ASP.NET : How to solve logging out before timeout expires problem


A while ago I had a task of setting up an old ASP.NET 3.5 application on a shared hosting server and after I was done, the application worked as it should except for one important bit. The application used a Forms Authentication to authenticate users and after users logged in they were getting logging out and redirected to login page after a really short amount of time, usually only after a few minutes.
In this article I will show different ways I tried to locate this problem and how I finally managed to fix this issue.

Checking the web.config file seemed like the logical first step.

Checking timeout value in Web.config

The application used a Forms authentication, so first I located the forms element. I assumed the timeout attribute must have been set to some really low value. This is what I found:

<authentication mode="Forms">
<forms loginUrl="Login.aspx" timeout="60" cookieless="UseCookies" defaultUrl="./Default.aspx" />

So even though the timeout attribute was set to 60 minutes, the authorization cookie expired prematurely after approx. 5 minutes.

Next I decided to check into the control panel of the shared hosting to see if I find something there or at least get some idea what was going on.

Checking the control panel in Shared Hosting

The shared hosting server was using Parallels Plesk Panel and under “ASP.NET Settings” Icon, I only found Authentication mode option and nothing else that seemed related to Authentication.
Parallels Plesk panel settings

But there was another tool that caught my eye. It was “IIS Application Pool”:
Parallels Plesk IIS Application Pool settings

Unfortunately, there was nothing to set up there. The only thing I found was maximum CPU usage data.
Parallels Plesk IIS Application Pool maximum CPU usage data
Nevertheless Application pool looked like something worth investigating further and in the end it provided me with a important clue to what was really happening.

Cause of the problem

It turns out that in shared hosting, Application pools can regularly be recycled. When recycling occurs, the ASP.NET will recreate a MachineKey if there isn’t one specified in web.config.

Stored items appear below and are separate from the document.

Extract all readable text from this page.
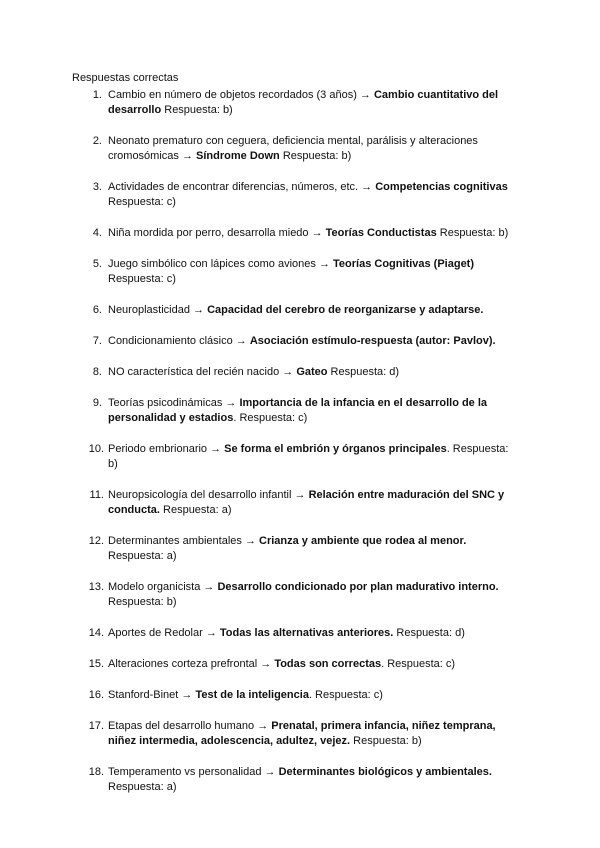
Respuestas correctas

1. Cambio en número de objetos recordados (3 años) → Cambio cuantitativo del desarrollo Respuesta: b)
2. Neonato prematuro con ceguera, deficiencia mental, parálisis y alteraciones cromosómicas → Síndrome Down Respuesta: b)
3. Actividades de encontrar diferencias, números, etc. → Competencias cognitivas Respuesta: c)
4. Niña mordida por perro, desarrolla miedo → Teorías Conductistas Respuesta: b)
5. Juego simbólico con lápices como aviones → Teorías Cognitivas (Piaget) Respuesta: c)
6. Neuroplasticidad → Capacidad del cerebro de reorganizarse y adaptarse.
7. Condicionamiento clásico → Asociación estímulo-respuesta (autor: Pavlov).
8. NO característica del recién nacido → Gateo Respuesta: d)
9. Teorías psicodinámicas → Importancia de la infancia en el desarrollo de la personalidad y estadios. Respuesta: c)
10. Periodo embrionario → Se forma el embrión y órganos principales. Respuesta: b)
11. Neuropsicología del desarrollo infantil → Relación entre maduración del SNC y conducta. Respuesta: a)
12. Determinantes ambientales → Crianza y ambiente que rodea al menor. Respuesta: a)
13. Modelo organicista → Desarrollo condicionado por plan madurativo interno. Respuesta: b)
14. Aportes de Redolar → Todas las alternativas anteriores. Respuesta: d)
15. Alteraciones corteza prefrontal → Todas son correctas. Respuesta: c)
16. Stanford-Binet → Test de la inteligencia. Respuesta: c)
17. Etapas del desarrollo humano → Prenatal, primera infancia, niñez temprana, niñez intermedia, adolescencia, adultez, vejez. Respuesta: b)
18. Temperamento vs personalidad → Determinantes biológicos y ambientales. Respuesta: a)
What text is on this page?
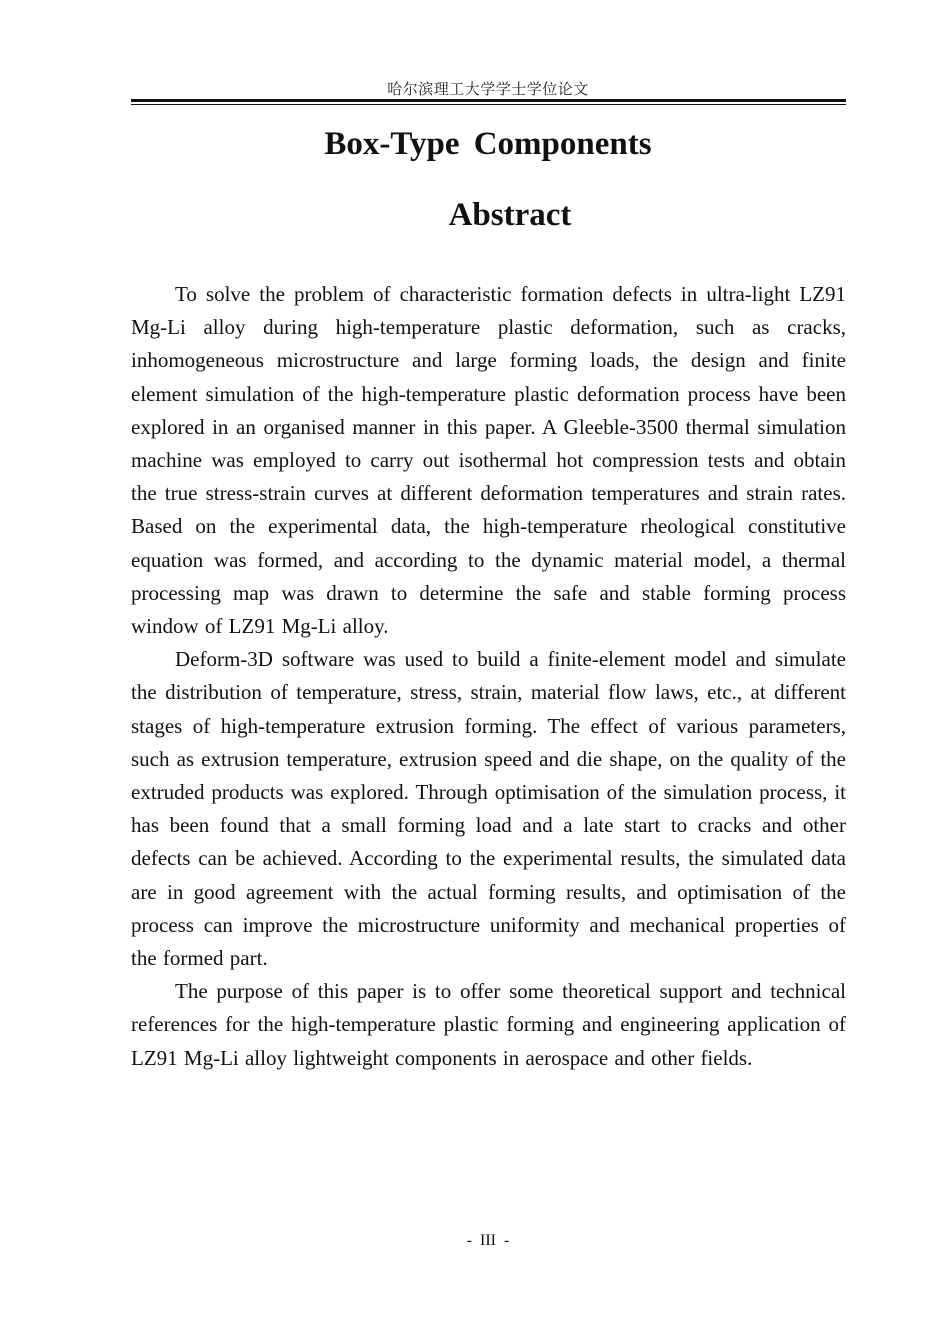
哈尔滨理工大学学士学位论文
Box-Type Components
Abstract

To solve the problem of characteristic formation defects in ultra-light LZ91 Mg-Li alloy during high-temperature plastic deformation, such as cracks, inhomogeneous microstructure and large forming loads, the design and finite element simulation of the high-temperature plastic deformation process have been explored in an organised manner in this paper. A Gleeble-3500 thermal simulation machine was employed to carry out isothermal hot compression tests and obtain the true stress-strain curves at different deformation temperatures and strain rates. Based on the experimental data, the high-temperature rheological constitutive equation was formed, and according to the dynamic material model, a thermal processing map was drawn to determine the safe and stable forming process window of LZ91 Mg-Li alloy.

Deform-3D software was used to build a finite-element model and simulate the distribution of temperature, stress, strain, material flow laws, etc., at different stages of high-temperature extrusion forming. The effect of various parameters, such as extrusion temperature, extrusion speed and die shape, on the quality of the extruded products was explored. Through optimisation of the simulation process, it has been found that a small forming load and a late start to cracks and other defects can be achieved. According to the experimental results, the simulated data are in good agreement with the actual forming results, and optimisation of the process can improve the microstructure uniformity and mechanical properties of the formed part.

The purpose of this paper is to offer some theoretical support and technical references for the high-temperature plastic forming and engineering application of LZ91 Mg-Li alloy lightweight components in aerospace and other fields.

- III -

Machine key is used to generate Authentication ticket, so the newly recreated machinekey makes the current Authentication ticket invalid which causes users to logout.

The solution to that is to add a <machinekey> section in the web.config file which is shown next.

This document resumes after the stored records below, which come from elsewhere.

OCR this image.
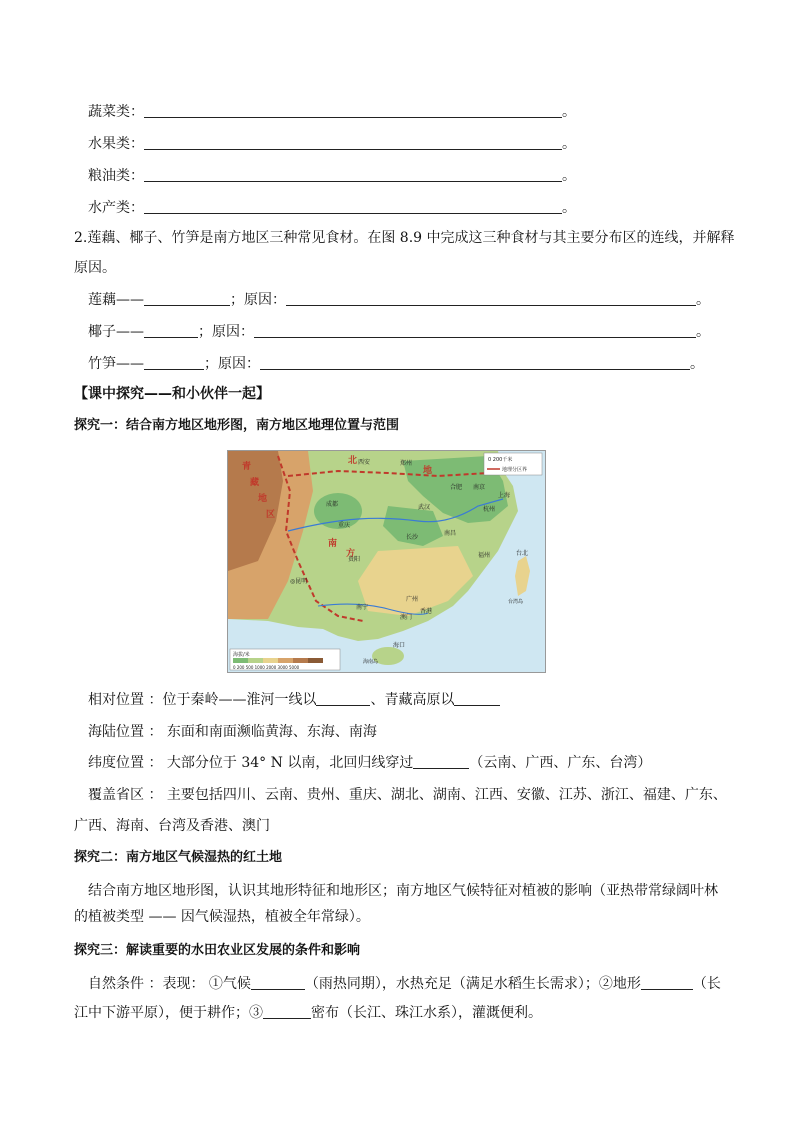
蔬菜类：	。
水果类：	。
粮油类：	。
水产类：	。
2.莲藕、椰子、竹笋是南方地区三种常见食材。在图 8.9 中完成这三种食材与其主要分布区的连线，并解释
原因。
莲藕——	；原因：	。
椰子——	；原因：	。
竹笋——	；原因：	。
【课中探究——和小伙伴一起】
探究一：结合南方地区地形图，南方地区地理位置与范围
青
藏
地
区
北
地
南
方
西安	郑州
合肥 南京
上海
杭州
武汉
成都
重庆
长沙
南昌
福州
贵阳
◎昆明
南宁
广州
香港
澳门
海口
台北
海南岛
台湾岛
0 200千米
地理分区界
海拔/米
0 200 500 1000 2000 3000 5000
相对位置 ：位于秦岭——淮河一线以	、青藏高原以
海陆位置 ： 东面和南面濒临黄海、东海、南海
纬度位置 ： 大部分位于 34° N 以南，北回归线穿过	（云南、广西、广东、台湾）
覆盖省区 ： 主要包括四川、云南、贵州、重庆、湖北、湖南、江西、安徽、江苏、浙江、福建、广东、
广西、海南、台湾及香港、澳门
探究二：南方地区气候湿热的红土地
结合南方地区地形图，认识其地形特征和地形区；南方地区气候特征对植被的影响（亚热带常绿阔叶林
的植被类型 —— 因气候湿热，植被全年常绿）。
探究三：解读重要的水田农业区发展的条件和影响
自然条件 ：表现： ①气候	（雨热同期），水热充足（满足水稻生长需求）；②地形	（长
江中下游平原），便于耕作；③	密布（长江、珠江水系），灌溉便利。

Adding machinekey to the web.config

Now that we know what needs to be added, the next question is how to generate the machinekey and where to put it in web.config.

Machinekey has two required attributes named decryptionKey and validationKey. Fortunately, there are quite a few online tools available for generating necessary machine key code, one such tool can be found at:

The generated code will look something like this:

<machineKey validationKey="9FF4EA8E411460F5770F…" decryptionKey="71492B24C…" validation="SHA1" decryption="AES"/>

All that remains is to copy that generated online <machinekey> code inside <system.web> element in web.config and we are done.

Note:In the example above, the values for validationKey and decryptionKey has been shortened for readability. Do not copy the above code, use online tool instead!


If ASP.NET application is hosted in a shared environment, the authenticated users might time out prematurely, but this can be easily solved by adding machinekey section into the web.config file.